Domestic Violence Increased in 7 Countries During Lockdowns
By Chelsea Cirruzzo
Feb. 25, 2021, at 4:09 p.m.
Isolation, and the economic and health stress created by the pandemic may be leading contributors, researchers say.
Domestic violence in the United States spiked by 8.1% following the imposition of stay-at-home orders during the pandemic, according to a review of studies on violence by the Council on Criminal Justice. The review also looked at international studies in six other countries and found that on average domestic violence increased 7.8% across those 7 countries.
"I'm just thinking of the toll that it's taken on victims of domestic violence, and then the children in the house who experience and witness that violence," says researcher Alex Piquero, a professor in the department of sociology at the University of Miami and a criminologist who co-authored the study.
The paper reviewed multiple U.S. and international studies that compared changes in domestic violence incidents before and after jurisdictions began imposing pandemic-related lockdowns in early 2020. Piquero says the paper isn't meant to bash lockdown orders, which he calls necessary, but to shed light on the adverse impacts they had, including on domestic violence.
Researchers drew in a wide range of data from logs of police calls, to crime reports, to health records. Eighteen studies were included in the system review; 12 of which were from the U.S. and six more from: Australia, Argentina, Mexico, India, Italy and Sweden.
Piquero says the U.S. was most represented in the review because the U.S. had the most robust data on crime and domestic violence. But there were also some challenges in the U.S. data, he adds, because even between U.S. jurisdictions, domestic violence may be coded differently by law enforcement.
"There's not going to be a uniform definition of domestic violence in all of these studies," he says.
(Alvaro Calvo/Getty Images)
Overall, the study provided 37 estimates of domestic violence changes before and after lockdowns were implemented in the countries studied. Eight of those estimates reported a decrease in domestic violence whereas 29 reported an increase.
The results of the study confirms concerns raised by public health leaders, women's groups, and survivor advocates, researchers say: that domestic violence is on the rise during the pandemic, although it's still unclear what is driving the rise in violence. But Piquero has some ideas.

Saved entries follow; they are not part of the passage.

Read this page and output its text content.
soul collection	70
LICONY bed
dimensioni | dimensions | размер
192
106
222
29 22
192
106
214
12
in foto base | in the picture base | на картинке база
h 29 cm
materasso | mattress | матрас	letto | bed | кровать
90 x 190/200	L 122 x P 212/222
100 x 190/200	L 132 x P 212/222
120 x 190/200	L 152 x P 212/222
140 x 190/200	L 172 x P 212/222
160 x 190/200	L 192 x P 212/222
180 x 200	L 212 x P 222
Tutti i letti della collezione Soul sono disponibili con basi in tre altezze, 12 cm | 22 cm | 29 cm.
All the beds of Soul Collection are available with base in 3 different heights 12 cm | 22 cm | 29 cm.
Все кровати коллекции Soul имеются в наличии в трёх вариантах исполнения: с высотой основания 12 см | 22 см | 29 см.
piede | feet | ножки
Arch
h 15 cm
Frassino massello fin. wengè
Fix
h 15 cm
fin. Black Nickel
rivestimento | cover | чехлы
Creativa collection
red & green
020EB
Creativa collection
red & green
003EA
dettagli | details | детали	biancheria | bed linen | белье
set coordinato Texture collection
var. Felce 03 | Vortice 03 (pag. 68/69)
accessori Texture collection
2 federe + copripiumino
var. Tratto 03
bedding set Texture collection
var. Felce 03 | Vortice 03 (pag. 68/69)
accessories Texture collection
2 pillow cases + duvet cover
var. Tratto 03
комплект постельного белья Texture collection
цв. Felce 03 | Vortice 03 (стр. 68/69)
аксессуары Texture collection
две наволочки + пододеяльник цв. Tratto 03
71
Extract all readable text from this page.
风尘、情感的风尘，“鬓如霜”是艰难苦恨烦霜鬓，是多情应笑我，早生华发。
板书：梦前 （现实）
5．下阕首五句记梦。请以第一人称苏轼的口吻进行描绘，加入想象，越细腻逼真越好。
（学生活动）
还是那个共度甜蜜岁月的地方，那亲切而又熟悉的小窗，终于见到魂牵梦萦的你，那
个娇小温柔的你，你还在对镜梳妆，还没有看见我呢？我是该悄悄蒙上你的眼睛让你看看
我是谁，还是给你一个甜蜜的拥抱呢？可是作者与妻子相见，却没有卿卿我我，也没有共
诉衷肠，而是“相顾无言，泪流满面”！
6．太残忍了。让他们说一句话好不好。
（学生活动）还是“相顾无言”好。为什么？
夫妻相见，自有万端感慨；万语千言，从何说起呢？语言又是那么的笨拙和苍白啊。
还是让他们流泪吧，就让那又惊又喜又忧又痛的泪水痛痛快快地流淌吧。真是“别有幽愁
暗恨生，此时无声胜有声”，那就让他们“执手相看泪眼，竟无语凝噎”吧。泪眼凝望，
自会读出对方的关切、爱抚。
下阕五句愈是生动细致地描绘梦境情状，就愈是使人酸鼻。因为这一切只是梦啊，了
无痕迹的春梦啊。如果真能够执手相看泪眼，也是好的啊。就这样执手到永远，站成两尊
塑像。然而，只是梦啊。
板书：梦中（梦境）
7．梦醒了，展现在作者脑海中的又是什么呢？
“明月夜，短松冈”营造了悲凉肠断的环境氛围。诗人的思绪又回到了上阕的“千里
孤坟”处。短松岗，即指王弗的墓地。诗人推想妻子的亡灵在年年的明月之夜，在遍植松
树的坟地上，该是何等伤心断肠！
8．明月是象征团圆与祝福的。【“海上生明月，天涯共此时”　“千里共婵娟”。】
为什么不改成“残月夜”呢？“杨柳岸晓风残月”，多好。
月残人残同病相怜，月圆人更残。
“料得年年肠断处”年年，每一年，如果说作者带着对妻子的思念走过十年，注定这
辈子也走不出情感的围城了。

"What happened in the United States is people were taken away from everything they're used to, and everybody was forced to stay home, literally, all the time," he says. "Then you have the stress and anxiety of COVID, and the cases, and the hospitalizations and the doom and gloom." Add in employment losses and kids stuck at home, Piquero says, the environment becomes "this cocktail that's just ready to explode."
Additionally, he says that victims of domestic violence likely experienced isolation from friends and neighbors who could be the ones to spot and report abuse. This extends to children, too, Piquero says. Teachers are some of the most likely people to spot abuse, but with kids out of school, it means no one is checking up on them, he says.
The study is the latest examination of how the COVID-19 pandemic has affected domestic violence around the world, including in countries such as Morocco and across regions such as Latin America. Last November the United Nations released a report that revealed disturbing findings around the world on the acceptance of domestic violence.
Piquero says countries need to be ensuring their domestic violence shelters remain adequately staffed and resourced through the pandemic, particularly as the spread of new COVID-19 variants prompt further lockdowns. Piquero also recommends police do more welfare checks on homes where domestic violence calls have previously come from.
The study does have some nuances. The rise in reported violence might also reflect an increase in victims who decide to seek criminal justice interventions, the researchers say, and reporting challenges or underreporting is still possible. Additionally, the review relies mainly on U.S. studies because the data fit the criteria they were searching for.
Future research is needed on how kids are dealing with the increase in violence, Piquero says, as well as what the long-term impacts of the increase are on women and children.
"There's no doubt in my mind that we now might have kids who are scarred by witnessing domestic violence in the home, and what does that do to them going forward?" he asks.